Mass. Medical Society, DPH, state’s Medical Schools Issue Set of Principles Addressing Racism
WALTHAM — The Mass. Medical Society (MMS), the statewide professional association of physicians and medical students with more than 25,000 members, and the Massachusetts Department of Public Health (DPH) have teamed with the deans from the state’s four medical schools — Boston University School of Medicine, Harvard Medical School, Tufts University School of Medicine, and the University of Massachusetts Medical School — to address racism in academic medicine and in health care organizations.
Buoyed by a shared goal of eliminating racism in medicine, the organizations worked to form a set of principles that will guide deliberate actions that will create an antiracist, diverse, inclusive, and equitable medical culture.
“In order to break down the structures of structural racism, we must learn, we must teach, we must lead. I am so proud of the Massachusetts
health care community for coming together in this time of crisis,” said MMS immediate past president Dr. David A. Rosman.
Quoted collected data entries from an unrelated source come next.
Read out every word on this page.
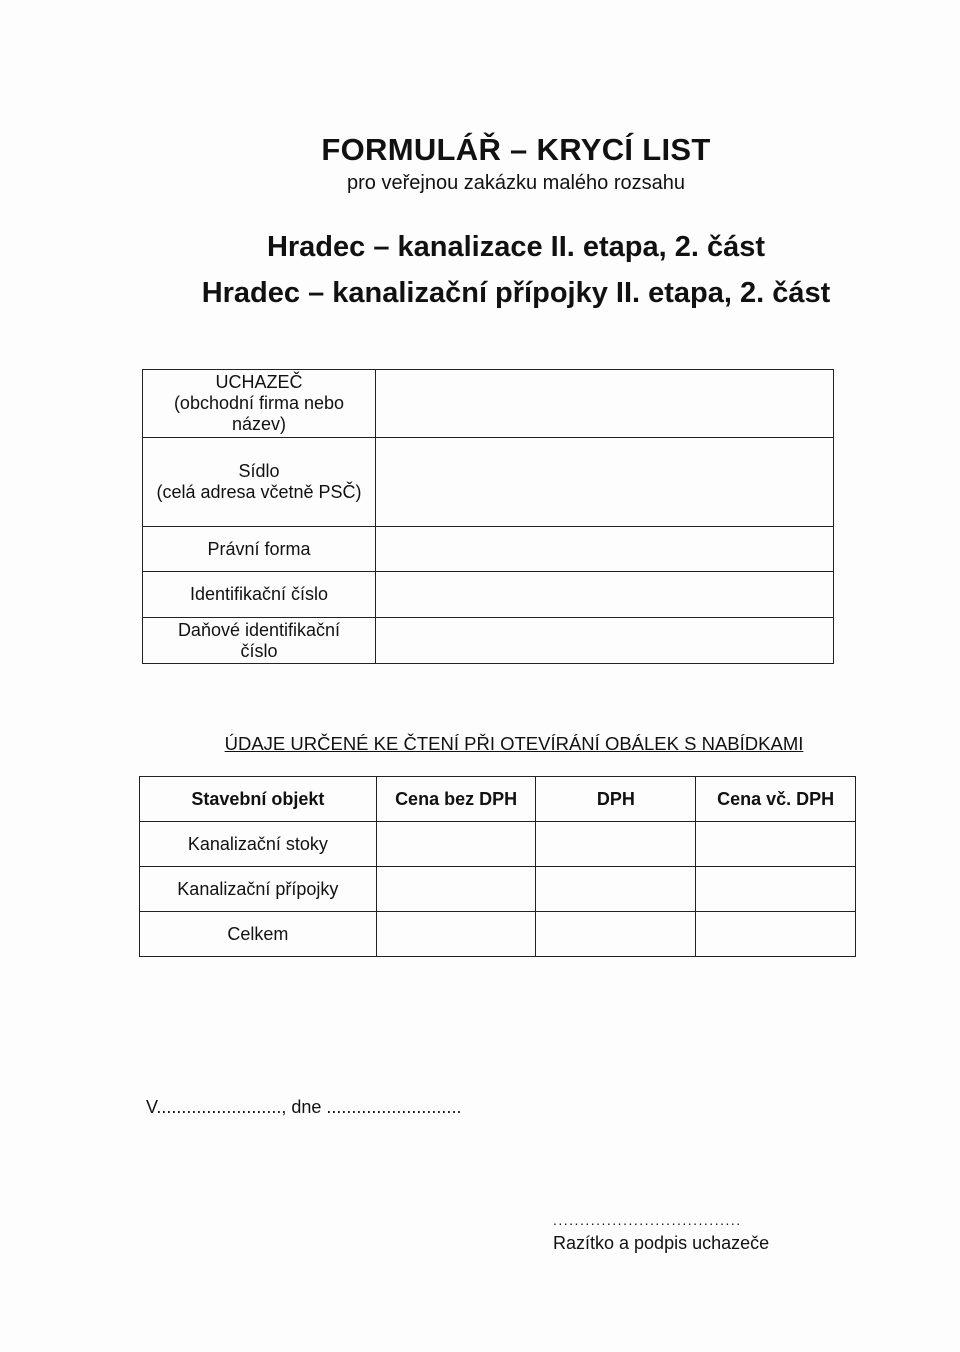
FORMULÁŘ – KRYCÍ LIST
pro veřejnou zakázku malého rozsahu
Hradec – kanalizace II. etapa, 2. část
Hradec – kanalizační přípojky II. etapa, 2. část
UCHAZEČ
(obchodní firma nebo
název)	

Sídlo
(celá adresa včetně PSČ)	

Právní forma	

Identifikační číslo	

Daňové identifikační
číslo	

ÚDAJE URČENÉ KE ČTENÍ PŘI OTEVÍRÁNÍ OBÁLEK S NABÍDKAMI
Stavební objekt	Cena bez DPH	DPH	Cena vč. DPH
Kanalizační stoky			
Kanalizační přípojky			
Celkem			
V........................., dne ...........................
...................................
Razítko a podpis uchazeče
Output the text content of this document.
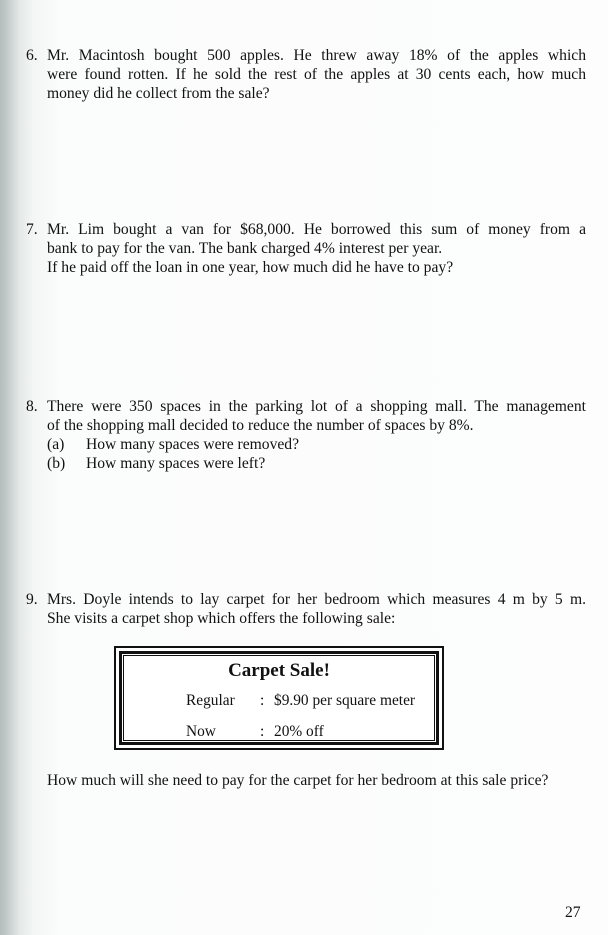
6. Mr. Macintosh bought 500 apples. He threw away 18% of the apples which
were found rotten. If he sold the rest of the apples at 30 cents each, how much
money did he collect from the sale?
7. Mr. Lim bought a van for $68,000. He borrowed this sum of money from a
bank to pay for the van. The bank charged 4% interest per year.
If he paid off the loan in one year, how much did he have to pay?
8. There were 350 spaces in the parking lot of a shopping mall. The management
of the shopping mall decided to reduce the number of spaces by 8%.
(a)	How many spaces were removed?
(b)	How many spaces were left?
9. Mrs. Doyle intends to lay carpet for her bedroom which measures 4 m by 5 m.
She visits a carpet shop which offers the following sale:
Carpet Sale!
Regular : $9.90 per square meter
Now	: 20% off
How much will she need to pay for the carpet for her bedroom at this sale price?
27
The principles include acknowledge and learn, lead and commit, disrupt and transform, and cultivate.
“This landmark statement recognizes that we must address structural racism to be able to combat health inequities,” said former Massachusetts public health commissioner Dr. Monica Bharel, who left the DPH on June 18. “With this set of principles, we are committing to create and sustain a culture across medicine in Massachusetts that is equitable as we seek to dismantle racism in all of its forms, starting with our medical students’ education for years to come.”
Last year, the MMS declared that racism is a public health crisis and constructed an organizational antiracism action plan in which the MMS committed to promoting equity and racial justice, supporting physicians who have been marginalized, and prioritizing antiracism in its strategic plan.
“It is mission critical for the Medical Society, the DPH, and our state’s medical schools to lead in supporting the next generation of physicians and their patients,” said MMS president Dr. Carole Allen. “This document outlines important steps to address systemic racism as it manifests in health care. The Massachusetts Medical Society is committed to health care as a basic human right; racism in all its forms interferes with that right and leads to unacceptable and disproportionately poorer outcomes and premature death for members of the Black and Brown communities.”